This is a very important type - our new broadest text currency type.
I need more time to digest it, but with regard to normalisation checks, and quick-check in particular, I can share some of the things I considered when omitting it from the normalisation proposal.
Basically, when you perform a quick check for normalisation, you can end up with one of 3 answers:
- YES - definitely is normalised
- NO - definitely is not normalised
- MAYBE - could be normalised, but a more comprehensive (non-"quick") check is needed to say for sure
If we return a Bool
, we would need to collapse NO and MAYBE to the same state, losing important information ("do I need to bother to run the comprehensive check?").

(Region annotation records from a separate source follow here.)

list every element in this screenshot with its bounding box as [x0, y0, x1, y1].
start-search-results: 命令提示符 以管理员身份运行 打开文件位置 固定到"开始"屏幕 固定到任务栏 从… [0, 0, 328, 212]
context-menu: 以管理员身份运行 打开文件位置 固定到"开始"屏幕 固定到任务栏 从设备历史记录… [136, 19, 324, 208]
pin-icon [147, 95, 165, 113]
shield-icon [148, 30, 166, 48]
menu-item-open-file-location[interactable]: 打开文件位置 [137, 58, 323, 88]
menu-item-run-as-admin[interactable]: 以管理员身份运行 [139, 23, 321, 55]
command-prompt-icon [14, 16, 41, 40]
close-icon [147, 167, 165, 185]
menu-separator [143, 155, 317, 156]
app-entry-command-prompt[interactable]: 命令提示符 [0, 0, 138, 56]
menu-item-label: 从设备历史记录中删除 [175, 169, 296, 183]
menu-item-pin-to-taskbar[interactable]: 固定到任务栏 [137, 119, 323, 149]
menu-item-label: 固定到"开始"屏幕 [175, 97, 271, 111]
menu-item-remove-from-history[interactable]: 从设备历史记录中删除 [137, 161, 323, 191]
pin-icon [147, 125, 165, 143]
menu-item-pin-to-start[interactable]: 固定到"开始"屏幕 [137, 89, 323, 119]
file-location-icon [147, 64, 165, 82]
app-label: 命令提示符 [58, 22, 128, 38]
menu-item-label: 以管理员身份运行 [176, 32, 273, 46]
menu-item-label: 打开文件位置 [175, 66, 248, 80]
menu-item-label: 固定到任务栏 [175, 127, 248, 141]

So you might think the ideal result looks something like this:
enum QuickCheckResult {
case yes
case no
case maybe
}
Except that's not quite ideal, either. You see, if we reached a MAYBE character, it means there is some prefix of the String which was entirely YES (otherwise we would have early-exited). If you did want to resolve that MAYBE condition, we'd really want to preserve that information. So maybe it would instead look something like this:
enum QuickCheckResult<C: Collection> {
case yes
case no
case maybe(requiresCheckFrom: C.Index)
}
And the way you want to use it would be something like:
var i = text.startIndex
while i < text.endIndex {
let result = text[i...].isNormalized_QuickCheck(.nfc)
switch result {
case .yes:
return true
case .no:
return false
case .maybe(requiresCheckFrom: let startOfRemainder):
let (isNormalized: Bool, resumeFrom: C.Index) = text.isNormalized_resolveQuickCheckMaybe(.nfc, from: startOfRemainder)
guard isNormalized else {
return false
}
i = resumeFrom
}
}
This is very, very rough and we can probably clean it up a lot. The reason I omitted this from the normalisation proposal was so I could avoid thinking about the design of it too much, so these mental sketches are as much as I've got (normalisation is a big enough proposal as it is).
But essentially what you want is to keep using the quick-check algorithm as much as possible, and only fall back to the slow path when you really, truly have no other choice.
This algorithm is already implemented in the isNormalized
function I wrote for the normalisation proposal.
(Okay, admittedly it's structured slightly differently from the above because it tracks when a segment containing a MAYBE character ends, not when it begins, but conceptually it's the same thing.)
Another thing to consider: in a language like Swift, where Strings are compared with canonical equivalence by default, you very rarely need to manually normalise text. Anybody who is even going down this road, manually normalising or checking for normalisation, is already a bit of an advanced user, and if they're reaching for a normalisation quick-check no less, I think it's safe to say they are the kind of developer who would appreciate us returning the full fidelity of information captured by the quick-check algorithm.